I cursed under my breath. “You scared the crap out of me, Axel.”

“What? Were you expecting someone else?”

Actually, when I’d heard the deep voice, I’d thought it might be my kiss thief, lurking in here waiting for me. But I didn’t dare say that out loud. “No, I was expecting no one.”

He stared down at me. “Well unfortunately I’m here. And like I said. No girls allowed.”

I laughed.

He smiled.

I didn’t think the no girls allowed sign was the sign I’d been asking for. But I was very aware of the fact that I’d felt the treehouse calling to me tonight. And that Axel had been sitting in here the whole time. I tried to shake away the thought, but it was impossible when I was staring up into his blue eyes. “Help me up.”

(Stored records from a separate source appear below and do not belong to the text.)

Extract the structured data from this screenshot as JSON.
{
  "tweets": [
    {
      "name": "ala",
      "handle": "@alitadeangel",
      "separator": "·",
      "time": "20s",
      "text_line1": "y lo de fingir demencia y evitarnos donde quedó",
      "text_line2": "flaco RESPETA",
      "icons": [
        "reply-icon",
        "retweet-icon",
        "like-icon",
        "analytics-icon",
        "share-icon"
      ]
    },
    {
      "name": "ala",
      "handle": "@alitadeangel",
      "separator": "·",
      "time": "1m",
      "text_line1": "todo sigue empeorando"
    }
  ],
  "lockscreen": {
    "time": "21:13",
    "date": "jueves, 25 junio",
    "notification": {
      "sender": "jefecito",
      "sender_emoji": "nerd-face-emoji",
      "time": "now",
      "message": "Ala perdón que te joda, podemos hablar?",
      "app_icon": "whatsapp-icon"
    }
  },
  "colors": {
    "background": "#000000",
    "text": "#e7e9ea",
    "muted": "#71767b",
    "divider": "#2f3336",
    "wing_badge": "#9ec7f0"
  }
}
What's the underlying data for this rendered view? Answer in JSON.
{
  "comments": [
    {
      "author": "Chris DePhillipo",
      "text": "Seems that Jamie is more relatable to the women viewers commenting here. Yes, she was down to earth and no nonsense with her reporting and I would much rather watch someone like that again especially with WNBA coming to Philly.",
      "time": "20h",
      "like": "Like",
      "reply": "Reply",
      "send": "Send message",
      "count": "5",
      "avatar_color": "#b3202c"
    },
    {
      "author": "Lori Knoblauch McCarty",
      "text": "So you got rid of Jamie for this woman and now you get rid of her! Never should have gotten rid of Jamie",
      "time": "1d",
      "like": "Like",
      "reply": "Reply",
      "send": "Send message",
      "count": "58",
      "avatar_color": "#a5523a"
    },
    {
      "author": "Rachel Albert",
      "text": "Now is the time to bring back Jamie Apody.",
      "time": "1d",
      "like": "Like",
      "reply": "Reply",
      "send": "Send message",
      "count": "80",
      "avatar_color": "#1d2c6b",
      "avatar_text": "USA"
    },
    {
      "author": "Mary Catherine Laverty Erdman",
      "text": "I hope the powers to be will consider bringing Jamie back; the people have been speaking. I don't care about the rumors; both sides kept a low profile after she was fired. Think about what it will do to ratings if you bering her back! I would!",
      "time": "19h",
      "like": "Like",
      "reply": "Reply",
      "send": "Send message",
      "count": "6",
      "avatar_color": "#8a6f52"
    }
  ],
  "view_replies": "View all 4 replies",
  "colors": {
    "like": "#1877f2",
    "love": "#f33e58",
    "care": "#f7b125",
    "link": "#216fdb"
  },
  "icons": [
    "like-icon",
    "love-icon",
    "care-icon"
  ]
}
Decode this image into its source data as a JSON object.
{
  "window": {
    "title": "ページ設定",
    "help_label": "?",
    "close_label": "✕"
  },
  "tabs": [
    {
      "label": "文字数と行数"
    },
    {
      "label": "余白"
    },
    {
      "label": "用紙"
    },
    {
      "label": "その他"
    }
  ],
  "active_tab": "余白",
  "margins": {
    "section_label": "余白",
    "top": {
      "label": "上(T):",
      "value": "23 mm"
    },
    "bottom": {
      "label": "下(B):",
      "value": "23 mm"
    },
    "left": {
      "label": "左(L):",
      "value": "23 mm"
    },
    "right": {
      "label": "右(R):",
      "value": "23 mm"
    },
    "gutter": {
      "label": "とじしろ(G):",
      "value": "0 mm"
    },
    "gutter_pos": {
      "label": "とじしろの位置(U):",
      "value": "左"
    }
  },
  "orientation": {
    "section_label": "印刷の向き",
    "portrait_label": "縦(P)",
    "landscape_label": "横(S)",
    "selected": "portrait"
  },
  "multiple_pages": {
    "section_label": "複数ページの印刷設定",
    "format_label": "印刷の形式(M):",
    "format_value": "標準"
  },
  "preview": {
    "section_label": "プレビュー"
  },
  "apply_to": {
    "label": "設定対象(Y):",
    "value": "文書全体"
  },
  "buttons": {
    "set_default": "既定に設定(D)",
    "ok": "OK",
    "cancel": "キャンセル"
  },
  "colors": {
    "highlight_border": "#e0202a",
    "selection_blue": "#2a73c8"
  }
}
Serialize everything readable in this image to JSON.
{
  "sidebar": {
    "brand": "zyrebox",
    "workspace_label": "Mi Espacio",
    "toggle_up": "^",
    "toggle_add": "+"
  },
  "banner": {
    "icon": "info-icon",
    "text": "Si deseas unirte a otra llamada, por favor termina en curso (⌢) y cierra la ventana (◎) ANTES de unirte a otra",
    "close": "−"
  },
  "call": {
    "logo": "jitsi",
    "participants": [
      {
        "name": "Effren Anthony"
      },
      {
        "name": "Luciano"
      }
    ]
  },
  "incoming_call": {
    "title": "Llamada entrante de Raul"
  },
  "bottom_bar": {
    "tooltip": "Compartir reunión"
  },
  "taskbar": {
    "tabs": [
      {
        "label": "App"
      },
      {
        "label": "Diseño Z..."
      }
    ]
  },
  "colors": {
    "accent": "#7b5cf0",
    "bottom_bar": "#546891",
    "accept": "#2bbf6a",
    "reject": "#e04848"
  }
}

He pulled me up into the treehouse, abandoning his no girls allowed policy pretty quickly.

“What are you doing up here?” I asked.

He shrugged. “Thinking about our project.” He put his hands behind his head and leaned against one of the old wooden walls.

“You were up here thinking about our coding project? Instead of celebrating your victory?” It was very unlike him to be thinking about homework on a Saturday night.

He shrugged again.

“Dreaming of princesses and princes, huh?” I scooted forward to see the wall of pictures. I smiled at my dad, Uncle Rob, Uncle Matt, and Uncle Mason all looking young and ridiculous. The four of them had stayed friends their whole lives. I wanted that to be true for the four of us too. But our four was a lot more complicated than theirs.